Back to Mastra

LongMemEval Dataset Download Guide

explorations/longmemeval/DATA_DOWNLOAD_GUIDE.md

2025-12-182.3 KB
Original Source

LongMemEval Dataset Download Guide

The LongMemEval datasets are large files (several GB) hosted on HuggingFace with Git LFS. Here are all the ways to download them:

Option 1: JavaScript/Node.js Download

1. Get your HuggingFace token

2. Set the token as environment variable

bash
export HF_TOKEN=your_token_here
# or
export HUGGINGFACE_TOKEN=your_token_here

3. Install dependencies and download

bash
pnpm install
pnpm download:hf

Option 2: Git LFS

1. Install Git LFS

bash
# macOS
brew install git-lfs

# Ubuntu/Debian
sudo apt-get install git-lfs

# Initialize Git LFS
git lfs install

2. Clone with Git LFS

bash
git clone https://huggingface.co/datasets/xiaowu0162/longmemeval
cd longmemeval
cp *.json ../data/

Option 3: Manual Download from Google Drive

1. Download the archive

Go to: https://drive.google.com/file/d/1zJgtYRFhOh5zDQzzatiddfjYhFSnyQ80/view

2. Extract the files

bash
cd packages/longmemeval/data
tar -xzvf ~/Downloads/longmemeval_data.tar.gz

3. Verify the files

bash
ls -lh *.json
# You should see:
# - longmemeval_s.json (~40MB)
# - longmemeval_m.json (~200MB)
# - longmemeval_oracle.json (~2MB)

Option 4: Direct Browser Download

If you have a HuggingFace account:

  1. Go to https://huggingface.co/datasets/xiaowu0162/longmemeval
  2. Click on "Files and versions"
  3. Download each JSON file directly
  4. Move them to packages/longmemeval/data/

Troubleshooting

"Entry not found" or small files (15 bytes)

This means the download failed due to authentication.
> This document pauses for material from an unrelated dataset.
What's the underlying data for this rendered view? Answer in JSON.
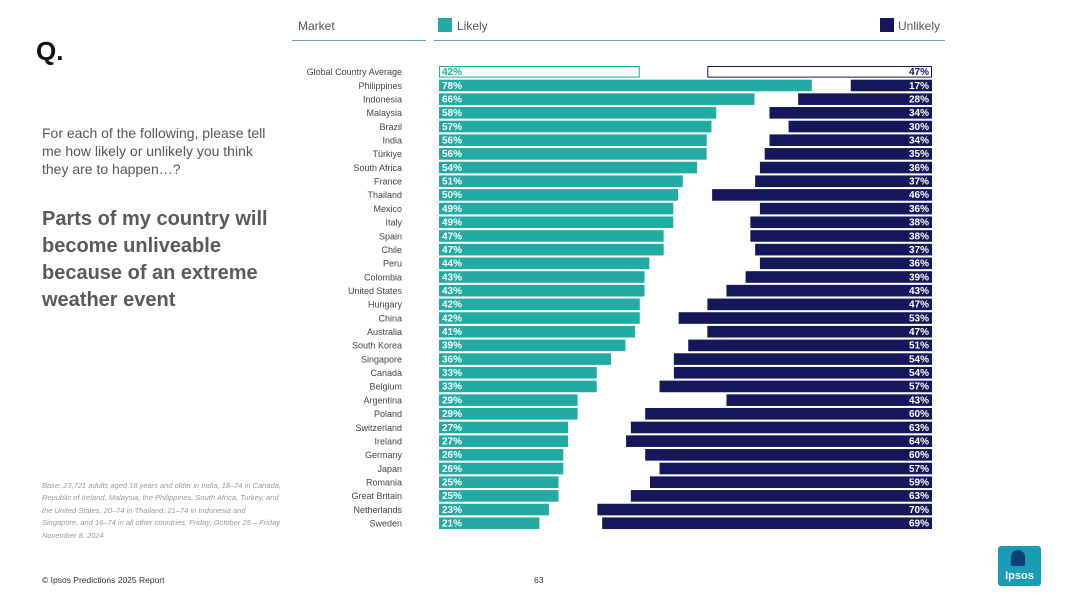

Use one of the authenticated methods above.

Git LFS bandwidth exceeded

HuggingFace has bandwidth limits. Try:

  • Using the Google Drive link instead
  • Waiting until the next day when bandwidth resets
  • Using a different download method

Permission denied

Make sure you're logged in to HuggingFace and have accepted any dataset terms of use.

Verification

After downloading, verify the files:

bash
# Check file sizes
ls -lh data/*.json

# Check file content (should be valid JSON)
head -n 5 data/longmemeval_s.json

Expected sizes:

  • longmemeval_oracle.json: ~2MB
  • longmemeval_s.json: ~40MB
  • longmemeval_m.json: ~200MB